4.キャラクタープロフィール作成で陥りがちな失敗と回避策

最後にキャラクタープロフィールを作成する上で多くの企業が陥りがちな失敗と、それを避けるためのポイントを解説します。
せっかく作ったキャラクターとプロフィールを台無しにしないためにも注意が必要です。
「完璧」すぎるキャラクター
キャラクターを魅力的にしようと意気込むあまり、あらゆる長所を盛り込んでしまい、結果として弱点のない完璧な『優等生』になってしまう傾向があります。
「2.戦略的キャラクタープロフィールの設計ステップ」でも説明しましたが、コンプレックスや弱点を設定することで人間らしさが演出され、親しみを感じ応援したくなるものです。
企業からの一方的なメッセージ
せっかくキャラクターを作ったのに、広告のように企業や商品の宣伝ばかりしていては、顧客はうんざりしてしまいます。
企業キャラクターの運用の肝は、企業や商品の「象徴」として、長年にわたって愛されるキャラクターに育てて、ファンになってもらうことが重要です。
キャラクター自身の言葉で、日常の出来事をつぶやいたり、顧客と雑談したりするなど、コミュニケーションの余白を作っていきましょう。
キャラクター運用の計画がない
愛らしいキャラクターと詳細なプロフィールを作っても、それを活用する場がなければ宝の持ち腐れです。
キャラクターをどのようにコンテンツ(SNS、ブログ、動画など)で活用していくか具体的な活用計画まで落とし込みましょう。
さらに読む:キャラクターアニメーション
臨機応変な対応ができない
ユーザーからの予期せぬ質問や、SNS上のトレンドに対して、設定にないからと無反応になったり、用意された定型文でしか返せなくなります。
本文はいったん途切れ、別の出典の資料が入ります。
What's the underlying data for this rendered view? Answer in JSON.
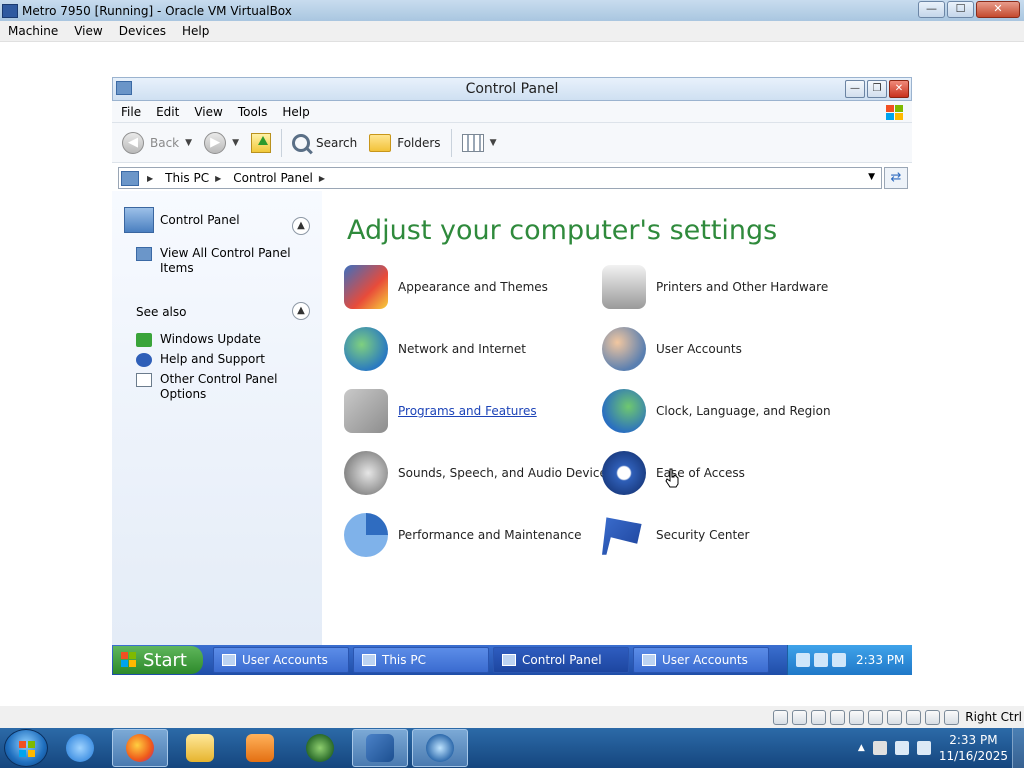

これにより、生き生きとした対話が生まれず、ファンとの距離が縮まりません。
キャラクターが「絶対にしないこと」「言わないこと」を明確に定義するなど核の部分のみ定めて、あとは運用者に自由に発信してもらう柔軟な対応ができる余白を残しておきましょう。

まとめ:愛されるキャラクターの鍵はプロフィールの設定で決まる!
キャラクターにおけるプロフィール設計について解説しましたが、いかがでしたでしょうか。本記事では、企業PRにおけるキャラクタープロフィールの重要性と、その具体的な作成方法、そして業界別の人格の作り方までを解説しました。
ご紹介したとおり、見た目が可愛いだけの単なるイラストで終わらないために、しっかりとしたプロフィールを設定することが重要です。
キャラクターの名前だけでなく、長所や短所、価値観、弱点といった細かいプロフィールを設定することで、まるで生きているかのようなリアリティが生まれます。その結果、顧客はキャラクターに親近感を抱き、企業との間に深い絆が育まれていくのです。
ぜひ、本記事を参考に、あなたの会社の製品やサービスの魅力を伝え、顧客から深く愛される唯一無二のキャラクターを育てていってください。そのキャラクターは、きっとあなたのビジネスにとって最高のパートナーとなってくれるはずです。